Err, that's not a definition, that's a example of pathologically useless 'documentation' that a perverse implementation might provide if it were allowed to 'define' implementation-defined behaviour by deferring to the hardware. Deferring to the hardware is what undefined behaviour is, the point of implementation-defined behaviour is to be less vague than that.
> may be documented to produce arbitrary results, and that documentation may be so vague as to be useless, but those overflow/null pointer checks are staying put. [emphasis added]
Yes, exactly; that is what undefined behaviour is. That is what "the standard imposes no requirements" means.
> Deferring to the hardware is what undefined behaviour is
If that were the case, the Standard would say so. The entire reason people argue over this in the first place is because the Standard's definition of undefined behavior allows for multiple interpretations.
In any case, you're still missing the point. It doesn't matter how good or bad the documentation of implementation-defined behavior may or may not be; the important part is that compilers cannot optimize under the assumption that control flow paths containing implementation-defined behavior are never reached. Null-pointer checks, overflow checks, etc. would remain in place.
> Yes, exactly; that is what undefined behaviour is. That is what "the standard imposes no requirements" means.
I think you're mixing standardese-undefined-behavior with colloquial-undefined-behavior here. For example, if reading an uninitialized variable were implementation-defined behavior, and an implementation said the result of reading an uninitialized variable was "whatever the hardware returns", you're going to get some arbitrary value/number, but your program is still going to be well-defined in the eyes of the Standard.
When I said implementation-defined, I meant implementation-defined. This is because the applicability of UB-based optimization to implementation-defined behavior - namely, the lack thereof - is wholly uncontroversial. Thus, the diversion into the quality of documentation-defined behavior is not directly relevant here; the mere act of changing something from undefined behavior to implementation-defined behavior neatly renders irrelevant any argument about whether any particular UB-based optimization is valid.
> Compilers cannot assume that, because (in the general case) it is not true.

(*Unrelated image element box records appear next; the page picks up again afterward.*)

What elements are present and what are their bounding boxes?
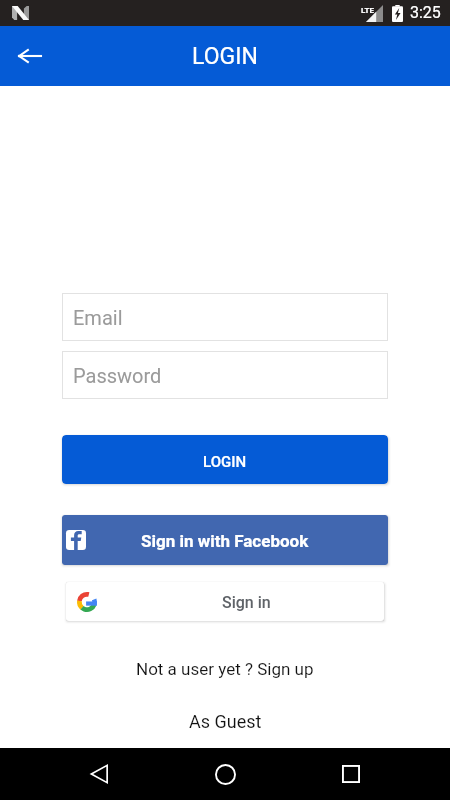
button[interactable]: Not a user yet ? Sign up [62,656,388,676]
button[interactable]: Recent apps [327,750,375,798]
staticText: Sign in [222,593,271,612]
button[interactable]: Sign in [66,582,384,621]
staticText: Sign in with Facebook [141,531,309,551]
staticText: LOGIN [203,453,247,471]
staticText: Email [73,306,123,329]
button[interactable]: Email [62,293,388,341]
staticText: LOGIN [192,43,258,70]
button[interactable]: LOGIN [62,435,388,484]
staticText: Not a user yet ? Sign up [136,659,314,679]
button[interactable]: Sign in with Facebook [62,515,388,565]
staticText: 3:25 [410,3,441,22]
button[interactable]: Home [201,750,249,798]
staticText: As Guest [189,711,262,732]
button[interactable]: As Guest [62,708,388,729]
button[interactable]: Password [62,351,388,399]
staticText: Password [73,364,162,387]
button[interactable]: Back [75,750,123,798]
button[interactable]: Back [6,33,52,79]
staticText: LTE [361,6,374,15]
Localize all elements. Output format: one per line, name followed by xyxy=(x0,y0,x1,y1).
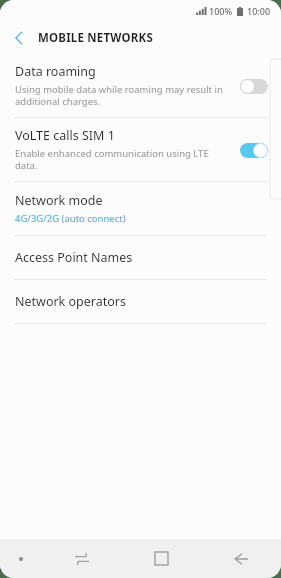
button[interactable]: Back xyxy=(0,22,38,54)
button[interactable]: Home xyxy=(121,539,201,578)
button[interactable]: Off xyxy=(239,76,269,96)
button[interactable]: VoLTE calls SIM 1 xyxy=(0,118,281,181)
staticText: Data roaming xyxy=(15,63,96,80)
staticText: Access Point Names xyxy=(15,249,133,266)
button[interactable]: Access Point Names xyxy=(0,236,281,279)
button[interactable]: Menu dot xyxy=(0,539,42,578)
button[interactable]: Data roaming xyxy=(0,54,281,117)
staticText: 10:00 xyxy=(247,5,271,17)
staticText: Using mobile data while roaming may resu… xyxy=(15,83,223,108)
button[interactable]: Recents xyxy=(42,539,121,578)
button[interactable]: Back xyxy=(201,539,281,578)
button[interactable]: Network operators xyxy=(0,280,281,323)
staticText: MOBILE NETWORKS xyxy=(38,30,153,46)
button[interactable]: On xyxy=(239,140,269,160)
staticText: Network operators xyxy=(15,293,126,310)
staticText: Network mode xyxy=(15,192,103,209)
button[interactable]: Network mode xyxy=(0,182,281,235)
staticText: 4G/3G/2G (auto connect) xyxy=(15,212,126,225)
staticText: VoLTE calls SIM 1 xyxy=(15,127,115,144)
staticText: 100% xyxy=(209,5,233,17)
staticText: Enable enhanced communication using LTE … xyxy=(15,147,209,172)
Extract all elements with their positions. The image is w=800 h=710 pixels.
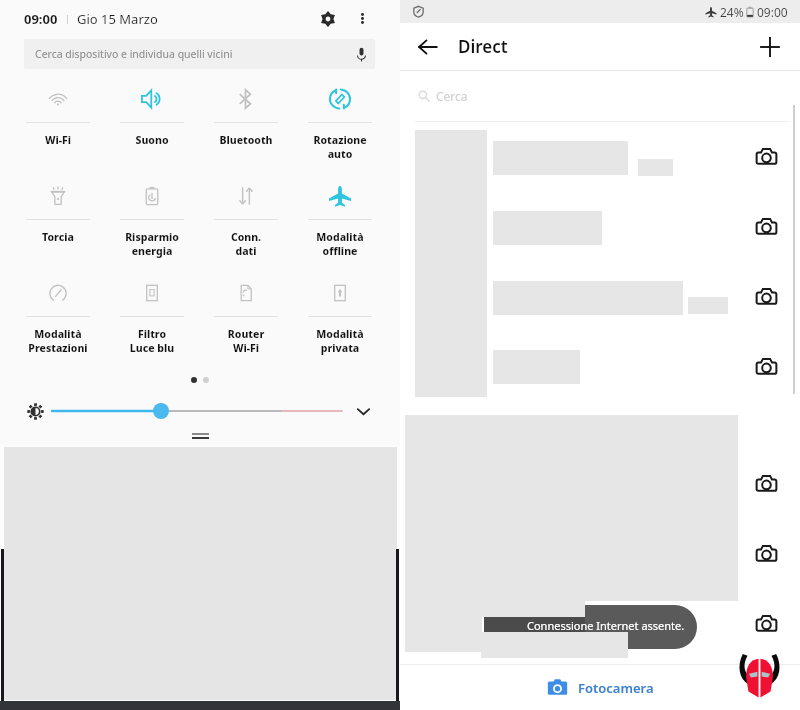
button[interactable]: Rotazione auto: [293, 80, 387, 161]
button[interactable]: Modalità offline: [293, 177, 387, 258]
staticText: Cerca: [436, 88, 468, 104]
staticText: Fotocamera: [578, 679, 654, 697]
button[interactable]: Camera: [750, 608, 782, 640]
staticText: Direct: [458, 35, 508, 58]
button[interactable]: Fotocamera: [546, 676, 654, 699]
staticText: 09:00: [24, 10, 58, 28]
staticText: Gio 15 Marzo: [77, 10, 158, 28]
staticText: 09:00: [757, 4, 788, 20]
button[interactable]: Camera: [750, 141, 782, 173]
button[interactable]: Settings: [316, 7, 340, 31]
staticText: Filtro Luce blu: [105, 327, 199, 355]
button[interactable]: Camera: [750, 538, 782, 570]
button[interactable]: Modalità privata: [293, 274, 387, 355]
button[interactable]: Brightness: [26, 402, 44, 420]
button[interactable]: Risparmio energia: [105, 177, 199, 258]
button[interactable]: Modalità Prestazioni: [11, 274, 105, 355]
staticText: Connessione Internet assente.: [527, 618, 685, 633]
button[interactable]: Camera: [750, 211, 782, 243]
staticText: Wi-Fi: [11, 133, 105, 147]
button[interactable]: [485, 605, 697, 649]
button[interactable]: Filtro Luce blu: [105, 274, 199, 355]
staticText: Suono: [105, 133, 199, 147]
button[interactable]: Bluetooth: [199, 80, 293, 147]
staticText: Router Wi-Fi: [199, 327, 293, 355]
staticText: Cerca dispositivo e individua quelli vic…: [35, 47, 233, 61]
staticText: 24%: [720, 4, 744, 20]
staticText: Risparmio energia: [105, 230, 199, 258]
button[interactable]: Router Wi-Fi: [199, 274, 293, 355]
staticText: Modalità privata: [293, 327, 387, 355]
button[interactable]: Camera: [750, 468, 782, 500]
staticText: Conn. dati: [199, 230, 293, 258]
staticText: Modalità offline: [293, 230, 387, 258]
button[interactable]: Conn. dati: [199, 177, 293, 258]
button[interactable]: Expand: [352, 400, 374, 422]
staticText: Torcia: [11, 230, 105, 244]
button[interactable]: Cerca dispositivo e individua quelli vic…: [24, 39, 375, 69]
button[interactable]: Cerca: [418, 71, 800, 121]
button[interactable]: Wi-Fi: [11, 80, 105, 147]
button[interactable]: More options: [351, 7, 373, 29]
button[interactable]: Back: [412, 31, 444, 63]
staticText: Bluetooth: [199, 133, 293, 147]
staticText: Rotazione auto: [293, 133, 387, 161]
button[interactable]: Torcia: [11, 177, 105, 244]
button[interactable]: Camera: [750, 351, 782, 383]
staticText: Modalità Prestazioni: [11, 327, 105, 355]
button[interactable]: Suono: [105, 80, 199, 147]
button[interactable]: Camera: [750, 281, 782, 313]
button[interactable]: New message: [754, 31, 786, 63]
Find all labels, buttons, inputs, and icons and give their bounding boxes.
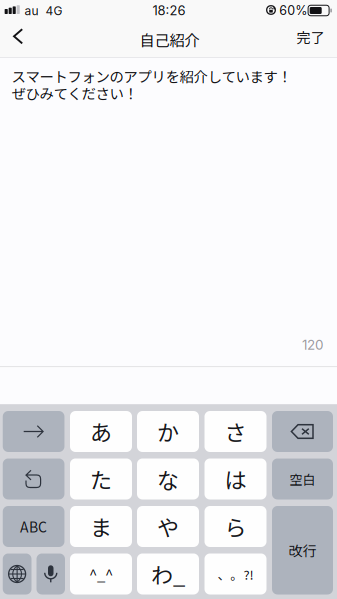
button[interactable]: ら	[204, 506, 266, 547]
staticText: 、。?!	[218, 565, 254, 583]
staticText: ABC	[20, 516, 47, 537]
staticText: au	[24, 4, 38, 18]
staticText: や	[157, 511, 179, 542]
staticText: 18:26	[152, 3, 186, 18]
button[interactable]: た	[70, 458, 132, 500]
staticText: 自己紹介	[140, 28, 200, 50]
button[interactable]: Switch keyboard	[3, 554, 32, 594]
staticText: 空白	[290, 470, 316, 488]
button[interactable]: 空白	[272, 458, 333, 500]
staticText: は	[224, 463, 246, 495]
staticText: さ	[224, 416, 246, 448]
staticText: ^_^	[89, 563, 113, 585]
button[interactable]: 改行	[272, 506, 333, 594]
button[interactable]: か	[137, 411, 199, 452]
button[interactable]: Back	[0, 16, 38, 56]
staticText: スマートフォンのアプリを紹介しています！	[12, 66, 292, 86]
staticText: ま	[90, 511, 112, 542]
button[interactable]: な	[137, 458, 199, 500]
staticText: 完了	[296, 27, 324, 47]
button[interactable]: Undo	[3, 458, 64, 500]
staticText: 4G	[46, 4, 62, 18]
button[interactable]: や	[137, 506, 199, 547]
button[interactable]: わ_	[137, 554, 199, 594]
button[interactable]: 完了	[286, 18, 336, 56]
staticText: あ	[90, 416, 112, 448]
button[interactable]: さ	[204, 411, 266, 452]
button[interactable]: 、。?!	[204, 554, 266, 594]
button[interactable]: ま	[70, 506, 132, 547]
button[interactable]: Delete	[272, 411, 333, 452]
staticText: な	[157, 463, 179, 495]
staticText: わ_	[151, 558, 185, 590]
staticText: ぜひみてください！	[12, 82, 138, 103]
button[interactable]: Next candidate	[3, 411, 64, 452]
button[interactable]: Dictate	[36, 554, 65, 594]
staticText: 60%	[279, 3, 307, 18]
staticText: 改行	[288, 540, 316, 560]
staticText: 120	[302, 337, 324, 353]
staticText: か	[157, 416, 179, 448]
button[interactable]: は	[204, 458, 266, 500]
staticText: ら	[224, 511, 246, 542]
staticText: た	[90, 463, 112, 495]
button[interactable]: あ	[70, 411, 132, 452]
button[interactable]: ABC	[3, 506, 64, 547]
button[interactable]: ^_^	[70, 554, 132, 594]
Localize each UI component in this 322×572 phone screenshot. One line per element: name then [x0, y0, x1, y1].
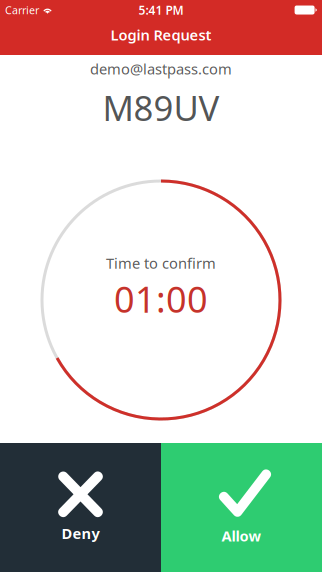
staticText: Carrier [5, 3, 39, 17]
staticText: Login Request [110, 25, 212, 44]
staticText: 01:00 [114, 275, 208, 323]
button[interactable]: Allow [161, 443, 322, 572]
staticText: Allow [222, 526, 262, 546]
staticText: M89UV [102, 84, 220, 130]
button[interactable]: Deny [0, 443, 161, 572]
staticText: 5:41 PM [138, 2, 184, 18]
staticText: demo@lastpass.com [90, 59, 232, 78]
staticText: Time to confirm [106, 253, 216, 273]
staticText: Deny [62, 524, 100, 543]
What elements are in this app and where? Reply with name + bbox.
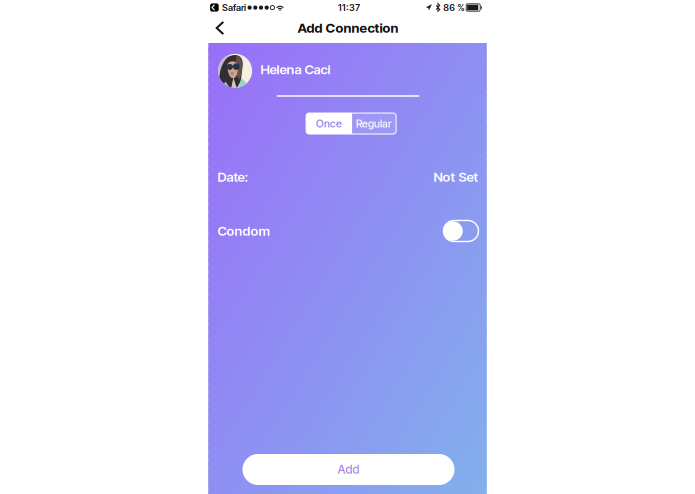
staticText: Not Set	[434, 169, 478, 185]
button[interactable]: Back	[207, 15, 233, 41]
button[interactable]: Condom	[444, 220, 478, 242]
staticText: Date:	[218, 169, 248, 185]
button[interactable]: Add	[242, 454, 454, 485]
staticText: Helena Caci	[260, 61, 330, 77]
staticText: Once	[316, 117, 342, 130]
staticText: Add	[338, 462, 360, 477]
staticText: Regular	[356, 117, 392, 130]
staticText: Safari	[222, 2, 246, 13]
staticText: 11:37	[338, 2, 360, 13]
staticText: 86 %	[443, 2, 465, 13]
button[interactable]: Not Set	[434, 169, 478, 185]
staticText: Condom	[218, 223, 270, 239]
button[interactable]: Regular	[352, 113, 396, 134]
button[interactable]: Back to Safari	[210, 2, 246, 13]
staticText: Add Connection	[297, 20, 398, 36]
button[interactable]: Once	[306, 113, 352, 134]
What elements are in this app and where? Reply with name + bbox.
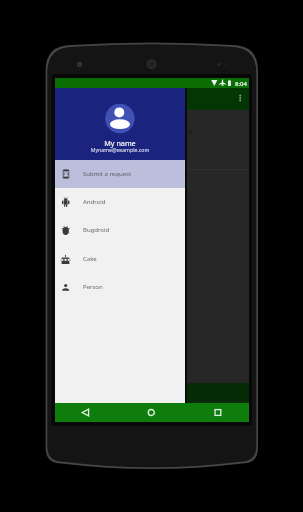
staticText: 8:04	[235, 80, 247, 88]
staticText: Myname@example.com	[55, 146, 185, 153]
button[interactable]: Home	[133, 403, 170, 422]
button[interactable]: Back	[75, 403, 112, 422]
button[interactable]: Person	[55, 273, 185, 301]
staticText: Cake	[83, 255, 97, 263]
staticText: Android	[83, 198, 106, 206]
staticText: item	[178, 128, 192, 137]
button[interactable]: Cake	[55, 245, 185, 273]
button[interactable]: Android	[55, 188, 185, 216]
button[interactable]: Bugdroid	[55, 216, 185, 244]
staticText: Submit a request	[83, 170, 132, 178]
staticText: Person	[83, 283, 103, 291]
staticText: My name	[55, 138, 185, 148]
button[interactable]: Submit a request	[55, 160, 185, 188]
button[interactable]: More options	[233, 88, 247, 110]
staticText: Bugdroid	[83, 226, 110, 234]
button[interactable]: Recent apps	[199, 403, 236, 422]
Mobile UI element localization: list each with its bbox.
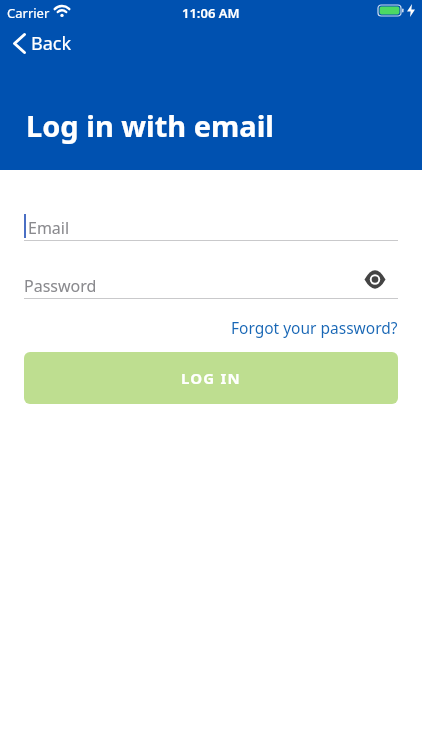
staticText: Password — [24, 275, 97, 297]
button[interactable]: Back — [13, 31, 72, 56]
button[interactable]: Email — [24, 214, 398, 241]
button[interactable]: Password — [24, 272, 398, 299]
staticText: Back — [31, 31, 72, 56]
staticText: Email — [28, 217, 70, 239]
staticText: Carrier — [7, 4, 50, 22]
button[interactable] — [365, 272, 385, 287]
staticText: LOG IN — [181, 368, 241, 388]
staticText: 11:06 AM — [182, 4, 240, 22]
staticText: Log in with email — [26, 106, 275, 145]
button[interactable]: LOG IN — [24, 352, 398, 404]
button[interactable]: Forgot your password? — [231, 317, 398, 338]
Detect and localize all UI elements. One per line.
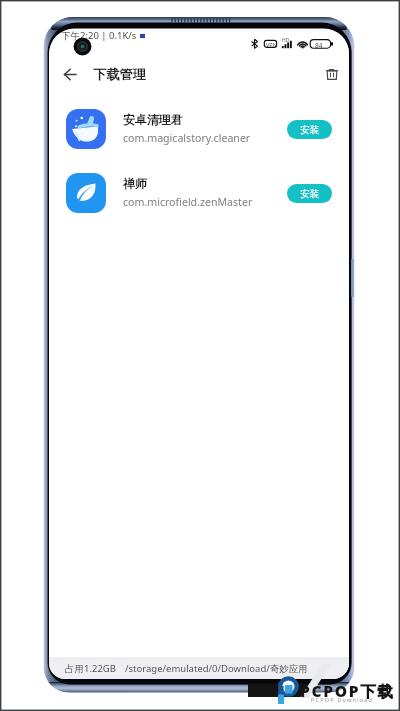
- button[interactable]: 禅师: [49, 161, 349, 225]
- staticText: /storage/emulated/0/Download/奇妙应用: [125, 662, 308, 675]
- button[interactable]: 安装: [287, 184, 332, 203]
- button[interactable]: Clear all downloads: [318, 60, 346, 88]
- staticText: 安装: [300, 188, 319, 200]
- staticText: 84: [315, 41, 323, 50]
- button[interactable]: 安卓清理君: [49, 97, 349, 161]
- staticText: 下载管理: [93, 66, 146, 83]
- staticText: VPN: [266, 41, 277, 48]
- staticText: 禅师: [123, 177, 147, 192]
- staticText: 下午2:20 | 0.1K/s: [61, 29, 137, 42]
- staticText: 安装: [300, 124, 319, 136]
- button[interactable]: 安装: [287, 120, 332, 139]
- staticText: 占用1.22GB: [65, 662, 116, 675]
- staticText: PCPOP下载: [300, 680, 395, 701]
- staticText: HD: [282, 37, 290, 44]
- staticText: com.magicalstory.cleaner: [123, 131, 251, 145]
- staticText: com.microfield.zenMaster: [123, 195, 253, 209]
- staticText: 安卓清理君: [123, 113, 183, 128]
- staticText: PCPOP Download: [311, 696, 374, 703]
- button[interactable]: Back: [56, 60, 84, 88]
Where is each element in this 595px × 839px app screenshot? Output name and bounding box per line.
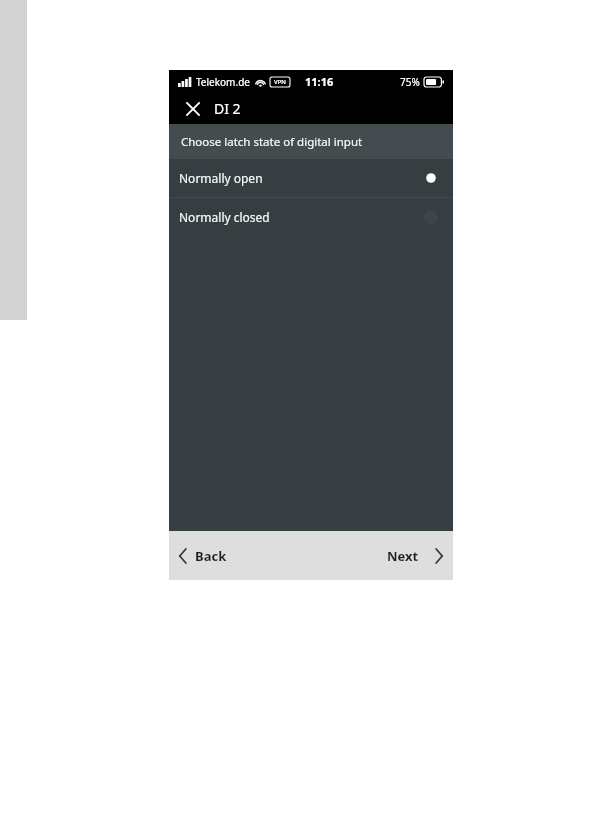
staticText: DI 2 [214, 99, 241, 118]
button[interactable]: Normally open [169, 159, 453, 197]
staticText: Telekom.de [196, 75, 250, 89]
button[interactable]: Normally closed [169, 198, 453, 236]
staticText: Back [195, 547, 227, 565]
staticText: 11:16 [305, 74, 334, 89]
staticText: Next [387, 547, 419, 565]
staticText: Choose latch state of digital input [181, 134, 363, 150]
staticText: VPN [274, 78, 287, 86]
button[interactable]: Close [181, 97, 205, 121]
staticText: Normally closed [179, 209, 270, 225]
staticText: Normally open [179, 170, 263, 186]
button[interactable]: Next [377, 531, 453, 580]
staticText: 75% [400, 75, 420, 89]
button[interactable]: Back [169, 531, 237, 580]
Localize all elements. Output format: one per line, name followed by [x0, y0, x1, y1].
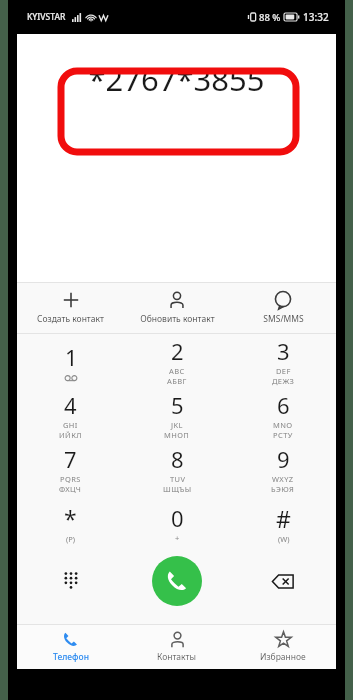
staticText: РСТУ [273, 430, 293, 440]
staticText: TUV [170, 474, 186, 484]
staticText: MNO [273, 420, 293, 430]
staticText: 5 [171, 390, 184, 420]
button[interactable]: Телефон [17, 625, 124, 669]
staticText: PQRS [60, 474, 81, 484]
staticText: (W) [278, 534, 290, 544]
staticText: Создать контакт [37, 313, 104, 325]
button[interactable]: 9 [230, 442, 336, 496]
button[interactable]: SMS/MMS [230, 282, 336, 334]
button[interactable]: 6 [230, 388, 336, 442]
button[interactable]: Call [152, 556, 202, 606]
staticText: ДЕЖЗ [272, 376, 295, 386]
button[interactable]: 5 [124, 388, 230, 442]
staticText: Избранное [260, 651, 306, 663]
button[interactable]: Создать контакт [17, 282, 124, 334]
staticText: WXYZ [272, 474, 294, 484]
staticText: GHI [63, 420, 78, 430]
button[interactable]: 3 [230, 334, 336, 388]
staticText: * [64, 503, 77, 534]
staticText: 9 [277, 444, 290, 474]
staticText: Обновить контакт [140, 313, 215, 325]
staticText: АБВГ [167, 376, 187, 386]
staticText: 2 [171, 336, 184, 366]
staticText: 13:32 [303, 10, 329, 24]
staticText: МНОП [164, 430, 190, 440]
staticText: (P) [66, 534, 76, 544]
button[interactable]: Dialpad [17, 554, 124, 608]
button[interactable]: 8 [124, 442, 230, 496]
staticText: Контакты [157, 651, 197, 663]
staticText: SMS/MMS [263, 313, 304, 325]
staticText: Телефон [53, 651, 89, 663]
staticText: 4 [64, 390, 77, 420]
staticText: ЬЭЮЯ [271, 484, 295, 494]
button[interactable]: 0 [124, 496, 230, 550]
staticText: 3 [277, 336, 290, 366]
staticText: 6 [277, 390, 290, 420]
staticText: 88 % [259, 11, 281, 24]
button[interactable]: 2 [124, 334, 230, 388]
button[interactable]: 4 [17, 388, 124, 442]
button[interactable]: Обновить контакт [124, 282, 230, 334]
staticText: ABC [169, 366, 185, 376]
staticText: DEF [276, 366, 291, 376]
staticText: ШЩЪЫ [163, 484, 192, 494]
button[interactable]: * [17, 496, 124, 550]
staticText: 7 [64, 444, 77, 474]
staticText: 8 [171, 444, 184, 474]
staticText: JKL [171, 420, 183, 430]
staticText: # [276, 503, 291, 534]
staticText: 1 [65, 342, 78, 372]
button[interactable]: # [230, 496, 336, 550]
button[interactable]: Backspace [230, 554, 336, 608]
button[interactable]: 1 [17, 334, 124, 388]
staticText: + [175, 533, 180, 543]
staticText: 0 [171, 503, 184, 533]
button[interactable]: Контакты [124, 625, 230, 669]
button[interactable]: 7 [17, 442, 124, 496]
staticText: KYIVSTAR [27, 11, 66, 23]
staticText: ИЙКЛ [59, 430, 82, 440]
staticText: *2767*3855 [88, 58, 265, 100]
staticText: ФХЦЧ [59, 484, 82, 494]
button[interactable]: Избранное [230, 625, 336, 669]
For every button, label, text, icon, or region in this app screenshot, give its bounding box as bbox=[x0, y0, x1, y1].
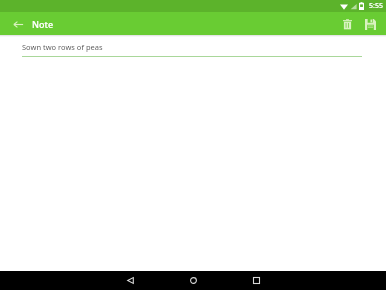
button[interactable]: Back bbox=[120, 271, 140, 290]
staticText: 5:55 bbox=[369, 1, 383, 11]
staticText: Sown two rows of peas bbox=[22, 42, 103, 52]
button[interactable]: Sown two rows of peas bbox=[22, 42, 362, 57]
staticText: Note bbox=[32, 18, 54, 30]
button[interactable]: Home bbox=[183, 271, 203, 290]
button[interactable]: Save bbox=[360, 14, 380, 34]
button[interactable]: Delete bbox=[337, 14, 357, 34]
button[interactable]: Recents bbox=[246, 271, 266, 290]
button[interactable]: Back bbox=[10, 16, 26, 32]
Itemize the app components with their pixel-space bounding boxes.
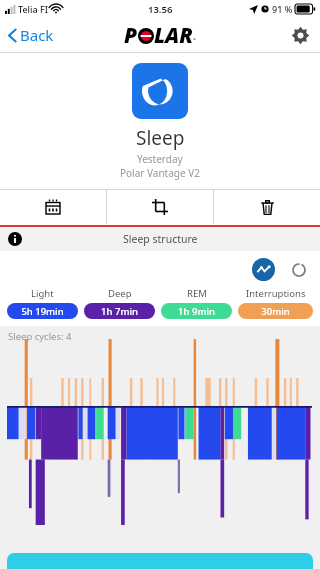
staticText: 13.56 — [148, 3, 173, 16]
staticText: 1h 7min — [101, 305, 138, 318]
staticText: Light — [31, 287, 54, 300]
staticText: 5h 19min — [21, 305, 64, 318]
staticText: Yesterday — [137, 152, 183, 166]
button[interactable]: Settings — [288, 23, 312, 47]
button[interactable]: REM — [158, 287, 235, 319]
staticText: . — [193, 28, 197, 43]
staticText: Sleep — [136, 125, 185, 151]
button[interactable] — [7, 553, 313, 569]
button[interactable]: Sleep structure chart — [252, 258, 275, 281]
button[interactable]: Interruptions — [235, 287, 316, 319]
staticText: LAR — [154, 21, 193, 50]
button[interactable]: Crop — [107, 189, 213, 225]
staticText: 91 % — [272, 3, 293, 15]
staticText: 30min — [261, 305, 290, 318]
button[interactable]: Light — [4, 287, 81, 319]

This is not necessarily true. For example, consider the semantics of the restrict keyword. The guarantees promised by a restrict-qualified pointer aren't true in the general case, but preventing optimizations because of that rather defeats the entire purpose of restricting a pointer in the first place.
More generally, the entire discussion about UB-based optimizations exists precisely because the Standard permits a reading such that compilers can make optimizations that don't hold true in the general case, precisely because the Standard imposes no requirements on programs that violate those assumptions.
> I think the author of that blog was correct: the preferred path is for the compiler to provide data to the programmer to simplify the loop.
Requiring the equivalent of PGO is a rather unfortunate bar, though to be fair if you're that interested in performance it's probably something worth looking into anyways.
I'm curious how how noisy an always-on warning for undersized loop variables would be, or how much code would have broken if int were changed to 64 bits on 64-bit platforms...
> For your godbolt example, use the C compiler not c++
Sorry; that was a mistake on my end. The same phenomenon occurs when compiling in C mode, in any case [0].
Returning a pointer is certainly a use. In any event, the prevailing interpretation makes it impossible to write a defined memory allocator in C.
If a program writes through a dangling pointer and clobbers a return address, the programmer made an error and unpredictable results follow. C is inherently memory unsafe. No UB based labrynth of optimizations can change that. It is not designed to be memory safe: it has other design goals.